In China lijkt een nieuwe trend aan momentum te winnen: tang ping, letterlijk “lig plat”. Het betreft een levensstijl die aan lijkt te slaan bij een steeds groter wordende groep Chinezen. Deze mensen willen niet langer meedoen aan de sleur van carrière maken en geld verdienen. Ze willen minimalistisch leven zonder zich druk te hoeven maken over een carrière, een huis bezitten en een familie stichten. Het is een feite een passieve vorm van ‘burgerlijke ongehoorzaamheid’. Hoewel deze mensen geen wetten overtreden, doen ze niet mee aan ‘het systeem’ en doen ze niet wat de overheid van hen verwacht.
Nu is dit uiteraard iets van alle tijden. Er zijn altijd mensen geweest die hun eigen weg zijn gegaan en niet meededen aan de mainstream samenleving. Dat dit fenomeen echter een eigen label, “tang ping”, heeft gekregen, wijst erop dat het niet langer een enkele zonderling betreft maar een aanzienlijk aantal mensen. Waar komt dit ‘platliggen’ vandaan? Er heerst een grote ongelijkheid in China. De top 1% bezit meer dan de onderste 50% van de maatschappij. De kansen op een succesvolle carrière liggen aanzienlijk hoger voor leden van de Communistische Partij en voor veel mensen is de toekomst uitzichtloos. Uit onvrede en als stil protest tegen de corruptie van de communistische machthebbers, doen deze “tang ping”-mensen daarom geen moeite meer en leggen ze zich letterlijk neer bij de situatie.
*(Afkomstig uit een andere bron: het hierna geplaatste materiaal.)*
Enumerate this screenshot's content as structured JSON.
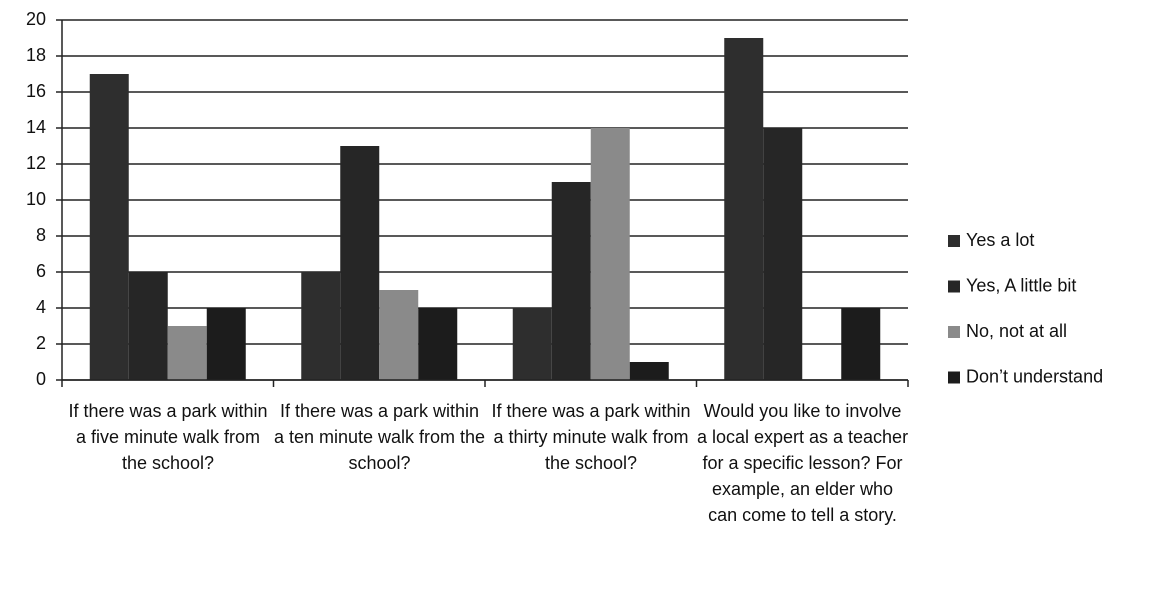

Dat de omvang van deze groep problematisch begint te worden, kan afgeleid worden uit de reactie van de Chinese overheid op het fenomeen. Met de nodige censuur en propaganda door de staatsmedia worden de ‘platliggers’ in een kwaad daglicht geplaatst. Het aloude communistische dogma dat ‘strijd’ op zich een vorm van ‘vreugde’ is, wordt uit de kast gehaald om het gedrag van de ‘platliggers’ af te keuren. Maar uit een inkomen van amper 120 Euro per maand zonder uitzicht op verbetering valt weinig vreugde te putten. Dus of deze propaganda gaat werken valt nog te bezien.